De middelen die Coolblue inzet om die glimlach te realiseren zijn er teveel om op te noemen. Een voorbeeld zijn de klantenservice-medewerkers die niet op gesprekstijd en drop calls worden beoordeeld, maar op of ze goed naar klanten luisteren en helpen. Als je met Coolblue belt word je niet in de wacht gezet en ook niet verveeld door een ingewikkeld keuzemenu: je krijgt gewoon direct iemand aan de telefoon en doe je direct een bestelling, dan kun je een persoonlijk briefje van de medewerker verwachten. Pieter: ‘Belt een mevrouw De Vries op die een iPad voor het afstuderen van haar zoon wil kopen, dan ontvangt ze de volgende dag de iPad met een briefje: “Beste mevrouw De Vries, van harte gefeliciteerd met het slagen van uw zoon. Veel plezier met het geven van de iPad. Groetjes, Hugo”. Dat kost nauwelijks tijd en heeft een enorme waarde. Vervolgens wordt het pakketje rammend snel opgestuurd zonder dat mevrouw De Vries daarvoor hoeft te betalen. In de productverpakking die ze ontvangt zijn nog allerlei grapjes verwerkt en de algemene voorwaarden die ze misschien zal lezen zijn zo opgesteld dat ze garant staan voor een brede glimlach’, vat Pieter zijn toolbox samen.

Meten meten meten

Naast de NPS is het nauwkeurig meten van feedback en conversie een belangrijke tweede drijver van groei, vertelt Pieter die werkelijk alles wat hij doet meet. Van nieuwsbrieven tot medewerkers: ‘niks gaat live zonder dat het meetbaar is’. Een team van twaalf man houdt zich de hele dag bezig met cijfertjes en resultaten. Een ander team bouwt aan vernieuwingen die elke drie dagen worden doorgevoerd. ‘Zo worden we elke dag beter in ons vak’, stelt Pieter die ook de resultaten van zijn medewerkers goed in de gaten houdt. ‘We vragen bijvoorbeeld niet alleen mevrouw De Vries of ze ons zou aanbevelen, dat vragen we aan alle klanten die Hugo vandaag gesproken heeft. Op die manier weten we precies welke attributie hij heeft op de NPS.’

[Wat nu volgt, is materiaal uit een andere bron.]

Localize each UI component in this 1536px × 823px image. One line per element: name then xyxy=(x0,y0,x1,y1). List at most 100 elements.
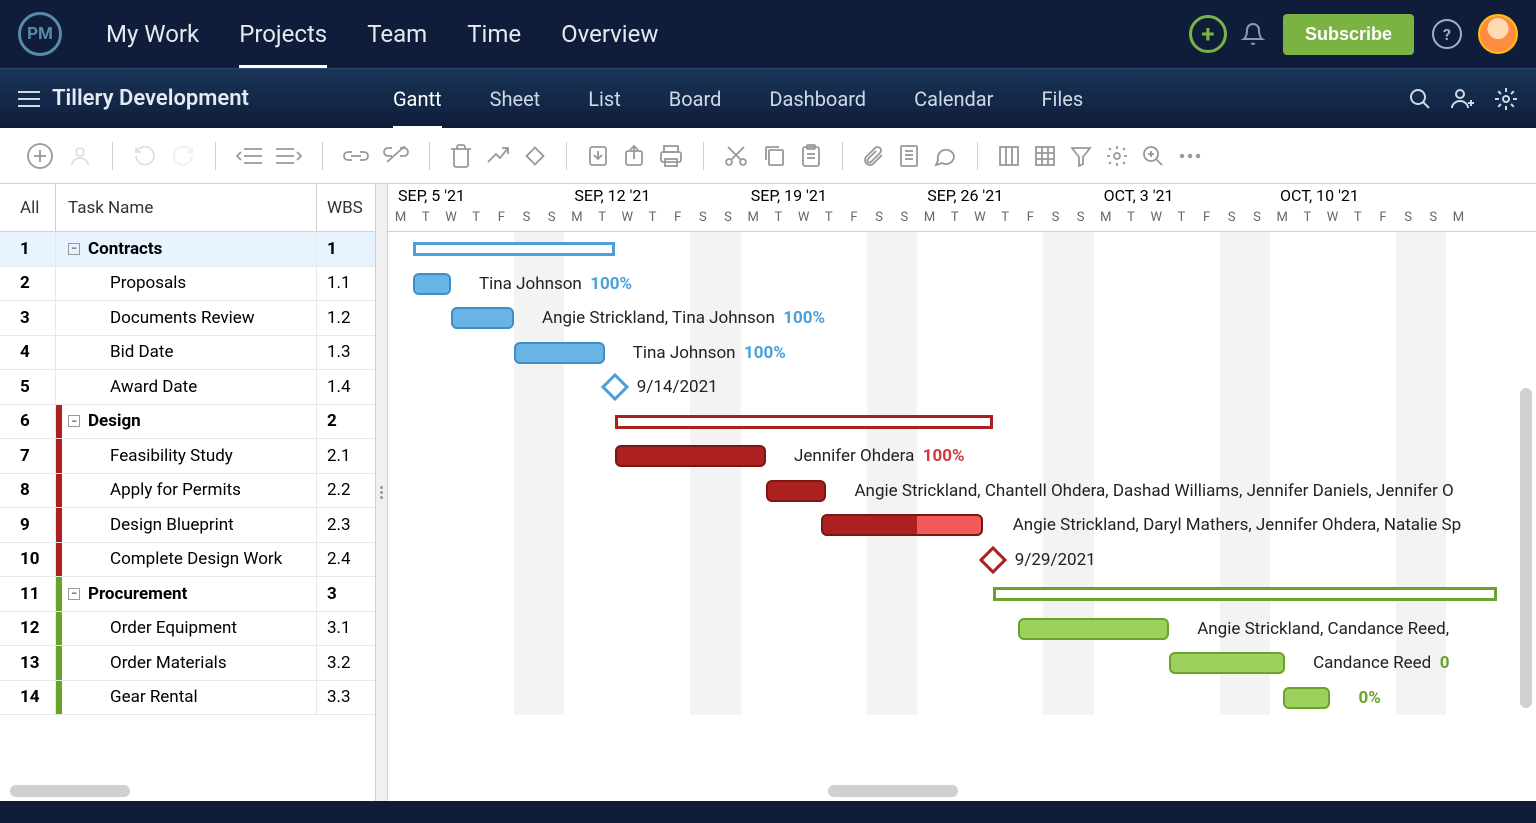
task-name-cell[interactable]: Order Materials xyxy=(56,646,317,680)
menu-icon[interactable] xyxy=(18,90,40,108)
splitter-handle[interactable] xyxy=(376,184,388,801)
summary-bar[interactable] xyxy=(615,415,993,429)
task-row[interactable]: 8Apply for Permits2.2 xyxy=(0,474,375,509)
task-name-cell[interactable]: Bid Date xyxy=(56,336,317,370)
grid-hscroll[interactable] xyxy=(10,785,130,797)
col-header-name[interactable]: Task Name xyxy=(56,184,317,231)
undo-icon[interactable] xyxy=(133,144,157,168)
task-name-cell[interactable]: Proposals xyxy=(56,267,317,301)
add-task-icon[interactable] xyxy=(26,142,54,170)
task-bar[interactable] xyxy=(821,514,982,536)
day-label: S xyxy=(1244,210,1269,225)
task-row[interactable]: 7Feasibility Study2.1 xyxy=(0,439,375,474)
progress-icon[interactable] xyxy=(486,144,510,168)
gear-icon[interactable] xyxy=(1494,87,1518,111)
task-row[interactable]: 12Order Equipment3.1 xyxy=(0,612,375,647)
outdent-icon[interactable] xyxy=(236,146,262,166)
task-bar[interactable] xyxy=(1169,652,1285,674)
task-row[interactable]: 9Design Blueprint2.3 xyxy=(0,508,375,543)
help-icon[interactable]: ? xyxy=(1432,19,1462,49)
cut-icon[interactable] xyxy=(724,145,748,167)
task-name-cell[interactable]: −Contracts xyxy=(56,232,317,266)
print-icon[interactable] xyxy=(659,145,683,167)
link-icon[interactable] xyxy=(343,148,369,164)
tab-sheet[interactable]: Sheet xyxy=(466,69,565,129)
nav-projects[interactable]: Projects xyxy=(219,0,347,68)
copy-icon[interactable] xyxy=(762,145,786,167)
task-row[interactable]: 14Gear Rental3.3 xyxy=(0,681,375,716)
gantt-hscroll[interactable] xyxy=(828,785,958,797)
task-bar[interactable] xyxy=(514,342,605,364)
search-icon[interactable] xyxy=(1408,87,1432,111)
task-row[interactable]: 11−Procurement3 xyxy=(0,577,375,612)
task-row[interactable]: 10Complete Design Work2.4 xyxy=(0,543,375,578)
more-icon[interactable] xyxy=(1178,152,1202,160)
tab-calendar[interactable]: Calendar xyxy=(890,69,1017,129)
paste-icon[interactable] xyxy=(800,144,822,168)
grid-icon[interactable] xyxy=(1034,145,1056,167)
task-name-cell[interactable]: Design Blueprint xyxy=(56,508,317,542)
add-person-icon[interactable] xyxy=(1450,87,1476,111)
tab-gantt[interactable]: Gantt xyxy=(369,69,466,129)
task-name-cell[interactable]: Gear Rental xyxy=(56,681,317,715)
avatar[interactable] xyxy=(1478,14,1518,54)
task-name-cell[interactable]: Documents Review xyxy=(56,301,317,335)
task-name-cell[interactable]: Order Equipment xyxy=(56,612,317,646)
task-name-cell[interactable]: −Design xyxy=(56,405,317,439)
task-row[interactable]: 3Documents Review1.2 xyxy=(0,301,375,336)
nav-overview[interactable]: Overview xyxy=(541,0,678,68)
comment-icon[interactable] xyxy=(933,145,957,167)
task-row[interactable]: 6−Design2 xyxy=(0,405,375,440)
attachment-icon[interactable] xyxy=(863,144,885,168)
tab-board[interactable]: Board xyxy=(645,69,746,129)
tab-files[interactable]: Files xyxy=(1017,69,1107,129)
export-icon[interactable] xyxy=(623,144,645,168)
summary-bar[interactable] xyxy=(993,587,1497,601)
tab-dashboard[interactable]: Dashboard xyxy=(745,69,890,129)
zoom-icon[interactable] xyxy=(1142,145,1164,167)
columns-icon[interactable] xyxy=(998,145,1020,167)
summary-bar[interactable] xyxy=(413,242,615,256)
unlink-icon[interactable] xyxy=(383,146,409,166)
task-bar[interactable] xyxy=(615,445,766,467)
milestone-tool-icon[interactable] xyxy=(524,145,546,167)
notes-icon[interactable] xyxy=(899,144,919,168)
task-row[interactable]: 5Award Date1.4 xyxy=(0,370,375,405)
task-row[interactable]: 2Proposals1.1 xyxy=(0,267,375,302)
import-icon[interactable] xyxy=(587,144,609,168)
task-bar[interactable] xyxy=(451,307,514,329)
task-bar-label: Tina Johnson 100% xyxy=(633,343,786,363)
assign-icon[interactable] xyxy=(68,144,92,168)
col-header-wbs[interactable]: WBS xyxy=(317,184,375,231)
add-button[interactable]: + xyxy=(1189,15,1227,53)
bell-icon[interactable] xyxy=(1241,22,1265,46)
nav-team[interactable]: Team xyxy=(347,0,447,68)
subscribe-button[interactable]: Subscribe xyxy=(1283,14,1414,55)
task-bar[interactable] xyxy=(766,480,826,502)
filter-icon[interactable] xyxy=(1070,145,1092,167)
nav-my-work[interactable]: My Work xyxy=(86,0,219,68)
collapse-icon[interactable]: − xyxy=(68,415,80,427)
task-bar[interactable] xyxy=(1018,618,1169,640)
task-row[interactable]: 1−Contracts1 xyxy=(0,232,375,267)
task-name-cell[interactable]: Complete Design Work xyxy=(56,543,317,577)
collapse-icon[interactable]: − xyxy=(68,588,80,600)
task-name-cell[interactable]: Apply for Permits xyxy=(56,474,317,508)
tab-list[interactable]: List xyxy=(564,69,645,129)
task-name-cell[interactable]: Feasibility Study xyxy=(56,439,317,473)
nav-time[interactable]: Time xyxy=(447,0,541,68)
task-bar[interactable] xyxy=(413,273,451,295)
trash-icon[interactable] xyxy=(450,144,472,168)
task-row[interactable]: 13Order Materials3.2 xyxy=(0,646,375,681)
indent-icon[interactable] xyxy=(276,146,302,166)
collapse-icon[interactable]: − xyxy=(68,243,80,255)
task-name-cell[interactable]: −Procurement xyxy=(56,577,317,611)
settings-icon[interactable] xyxy=(1106,145,1128,167)
task-name-cell[interactable]: Award Date xyxy=(56,370,317,404)
col-header-all[interactable]: All xyxy=(0,184,56,231)
logo-icon[interactable]: PM xyxy=(18,12,62,56)
gantt-vscroll[interactable] xyxy=(1520,388,1532,708)
redo-icon[interactable] xyxy=(171,144,195,168)
task-row[interactable]: 4Bid Date1.3 xyxy=(0,336,375,371)
task-bar[interactable] xyxy=(1283,687,1331,709)
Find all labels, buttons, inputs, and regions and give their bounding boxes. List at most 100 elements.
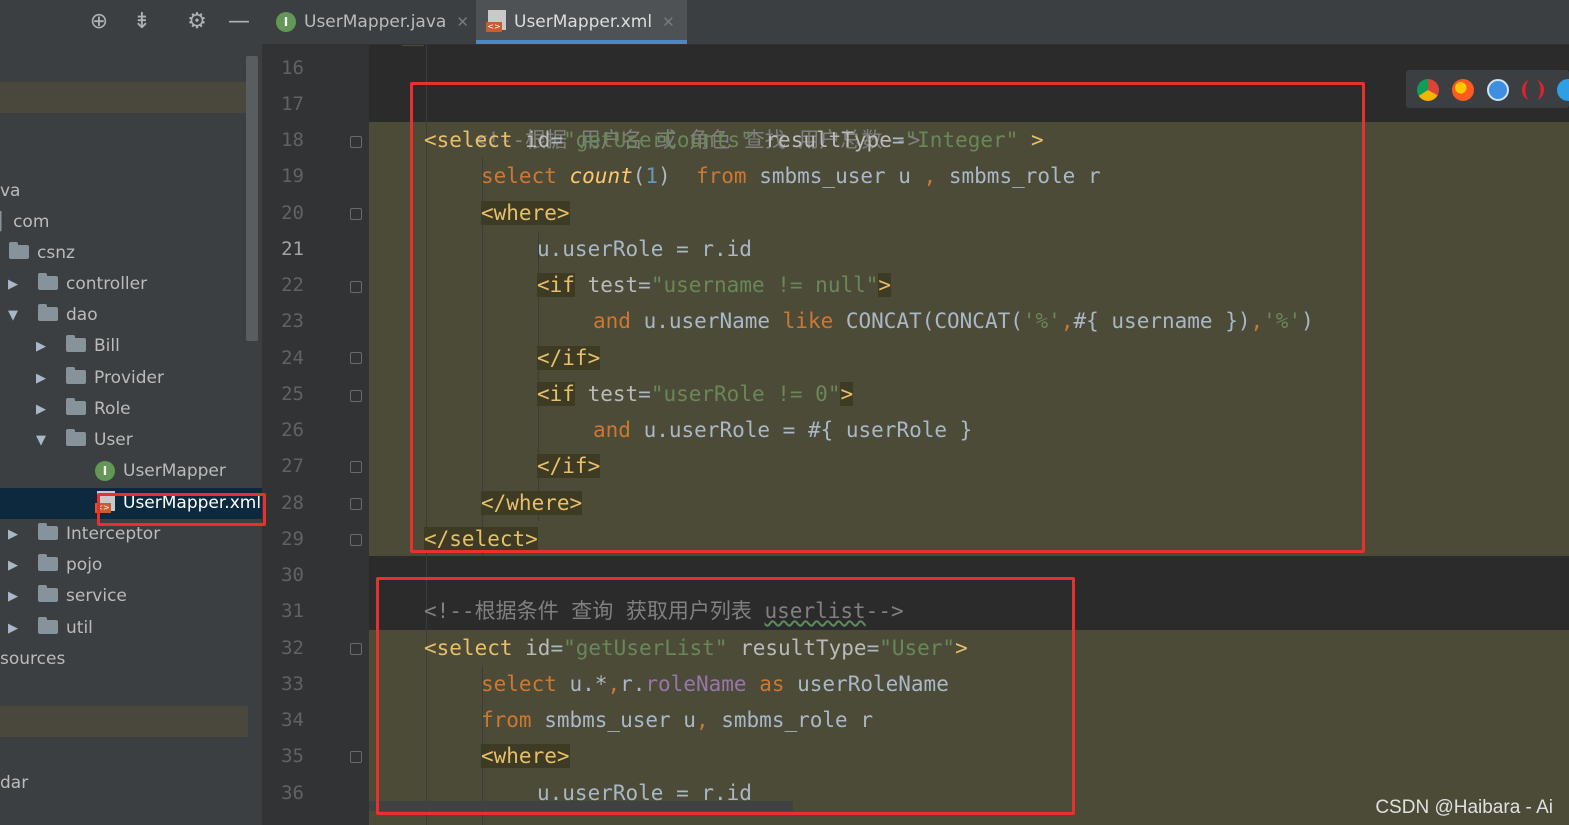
collapse-icon[interactable]: ⇟: [128, 8, 156, 36]
fold-marker-icon[interactable]: [350, 534, 362, 546]
tree-item-controller[interactable]: ▶ controller: [8, 269, 147, 300]
fold-marker-icon[interactable]: [350, 136, 362, 148]
tree-item-service[interactable]: ▶ service: [8, 581, 127, 612]
collapse-arrow-icon[interactable]: ▼: [8, 300, 22, 331]
tree-item-label: dao: [66, 305, 98, 325]
fold-marker-icon[interactable]: [350, 281, 362, 293]
expand-arrow-icon[interactable]: ▶: [8, 519, 22, 550]
fold-marker-icon[interactable]: [350, 461, 362, 473]
folder-icon: [9, 242, 29, 259]
fold-marker-icon[interactable]: [350, 390, 362, 402]
tree-item-pojo[interactable]: ▶ pojo: [8, 550, 102, 581]
annotation-box: [376, 577, 1075, 815]
tree-item-com[interactable]: ▏com: [0, 207, 49, 238]
fold-marker-icon[interactable]: [350, 498, 362, 510]
line-number: 30: [281, 564, 304, 586]
line-number: 24: [281, 347, 304, 369]
fold-marker-icon[interactable]: [350, 643, 362, 655]
tree-item-bill[interactable]: ▶ Bill: [36, 331, 120, 362]
expand-arrow-icon[interactable]: ▶: [8, 269, 22, 300]
folder-icon: [66, 398, 86, 415]
line-number: 16: [281, 57, 304, 79]
tree-highlight: [0, 706, 248, 737]
tab-usermapper-xml[interactable]: UserMapper.xml ✕: [476, 0, 687, 44]
line-number: 26: [281, 419, 304, 441]
folder-icon: [66, 335, 86, 352]
tab-label: UserMapper.java: [304, 12, 447, 32]
tree-item-label: UserMapper: [123, 461, 226, 481]
opera-icon[interactable]: [1522, 79, 1544, 101]
tree-item-label: Interceptor: [66, 524, 161, 544]
line-number: 35: [281, 745, 304, 767]
line-number: 23: [281, 310, 304, 332]
tree-item-label: service: [66, 586, 127, 606]
line-number: 22: [281, 274, 304, 296]
editor-tabbar: I UserMapper.java ✕ UserMapper.xml ✕: [262, 0, 1569, 45]
tree-item-util[interactable]: ▶ util: [8, 613, 93, 644]
chrome-icon[interactable]: [1417, 79, 1439, 101]
tree-item-label: util: [66, 618, 93, 638]
line-number: 21: [281, 238, 304, 260]
tree-item-role[interactable]: ▶ Role: [36, 394, 131, 425]
fold-marker-icon[interactable]: [350, 208, 362, 220]
project-panel: ⊕ ⇟ ⚙ — va ▏com csnz ▶ controller ▼ dao …: [0, 0, 262, 825]
firefox-icon[interactable]: [1452, 79, 1474, 101]
tree-highlight: [0, 82, 248, 113]
edge-icon[interactable]: [1557, 79, 1569, 101]
expand-arrow-icon[interactable]: ▶: [8, 613, 22, 644]
folder-icon: [38, 554, 58, 571]
folder-icon: [38, 523, 58, 540]
tree-item-usermapper[interactable]: I UserMapper: [95, 456, 226, 487]
interface-icon: I: [95, 461, 115, 481]
tree-item-java[interactable]: va: [0, 176, 20, 207]
folder-icon: [38, 617, 58, 634]
tree-item-provider[interactable]: ▶ Provider: [36, 363, 164, 394]
tree-item-label: va: [0, 181, 21, 201]
folder-icon: [38, 273, 58, 290]
tree-item-label: pojo: [66, 555, 103, 575]
line-number: 18: [281, 129, 304, 151]
tree-item-csnz[interactable]: csnz: [9, 238, 75, 269]
tab-usermapper-java[interactable]: I UserMapper.java ✕: [276, 0, 479, 44]
annotation-box: [97, 493, 266, 526]
minimize-icon[interactable]: —: [225, 8, 253, 36]
project-toolbar: ⊕ ⇟ ⚙ —: [0, 0, 262, 44]
expand-arrow-icon[interactable]: ▶: [8, 550, 22, 581]
line-number: 27: [281, 455, 304, 477]
gear-icon[interactable]: ⚙: [183, 8, 211, 36]
tree-item-dao[interactable]: ▼ dao: [8, 300, 98, 331]
expand-arrow-icon[interactable]: ▶: [36, 363, 50, 394]
tree-item-label: controller: [66, 274, 148, 294]
annotation-box: [410, 82, 1365, 553]
safari-icon[interactable]: [1487, 79, 1509, 101]
tree-item-user[interactable]: ▼ User: [36, 425, 133, 456]
line-number: 32: [281, 637, 304, 659]
fold-marker-icon[interactable]: [350, 751, 362, 763]
collapse-arrow-icon[interactable]: ▼: [36, 425, 50, 456]
folder-icon: [38, 304, 58, 321]
line-number: 28: [281, 492, 304, 514]
folder-icon: [66, 429, 86, 446]
folder-icon: [66, 367, 86, 384]
expand-arrow-icon[interactable]: ▶: [36, 331, 50, 362]
fold-marker-icon[interactable]: [350, 352, 362, 364]
tree-item-resources[interactable]: sources: [0, 644, 65, 675]
project-scrollbar[interactable]: [246, 56, 258, 341]
tree-item-label: com: [13, 212, 50, 232]
tab-label: UserMapper.xml: [514, 12, 653, 32]
close-icon[interactable]: ✕: [662, 13, 675, 31]
expand-arrow-icon[interactable]: ▶: [8, 581, 22, 612]
line-number: 19: [281, 165, 304, 187]
expand-arrow-icon[interactable]: ▶: [36, 394, 50, 425]
tree-item-label: sources: [0, 649, 66, 669]
close-icon[interactable]: ✕: [456, 13, 469, 31]
browser-preview-bar: [1406, 70, 1569, 108]
locate-icon[interactable]: ⊕: [85, 8, 113, 36]
line-number: 36: [281, 782, 304, 804]
line-number: 34: [281, 709, 304, 731]
folder-icon: [38, 585, 58, 602]
tree-item-dar[interactable]: dar: [0, 768, 28, 799]
line-number: 31: [281, 600, 304, 622]
interface-icon: I: [276, 12, 296, 32]
tree-item-label: Bill: [94, 336, 120, 356]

Dat geldt ook voor de attributie van een specifieke webshop, de levertijd of bepaalde knoppen en buttons op de website. ‘Eigenlijk meten we alles wat we doen zodat we precies in kaart hebben hoe we ons gemiddelde omhoog kunnen krijgen. Scoren we ergens beneden het gemiddelde, dan onderzoeken we waar dat aan ligt en hoe we de NPS op dat front kunnen opkrikken.’

Het kapitalisme aan het werk

Anno 2013 kunnen we niet meer om webwinkels heen. Sterker nog: fysieke winkels verkeren in zwaar weer en kampen met teruglopende inkomsten. Toch kiest Pieter ervoor om niet alleen op internet aanwezig te zijn: op dit moment zijn er vijf fysieke Coolbluewinkels in Nederland en binnen niet al te lange tijd zijn dat er acht. Een kwestie van tegendraads ondernemen? ‘Ik vind van niet’, zegt Pieter. ‘Op een of andere manier is er een krampachtig onderscheid gemaakt tussen online en offline verkoop, maar in werkelijkheid zijn beide een methode om hetzelfde te doen: een bepaalde klantbehoefte vervullen. Het is echt niet zo dat alle klanten van Coolblue behoefte hebben aan een fysieke winkel, maar de mix werkt goed. Het is zelfs zo dat als ik een winkel in Utrecht open er online veel meer wordt verkocht vanuit die stad. Dat heeft alles te maken met vertrouwen. Wij verkopen geen potjes pindakaas maar dure producten, dan willen mensen ook weten waar ze moeten zijn om een steen door de ruit te gooien.’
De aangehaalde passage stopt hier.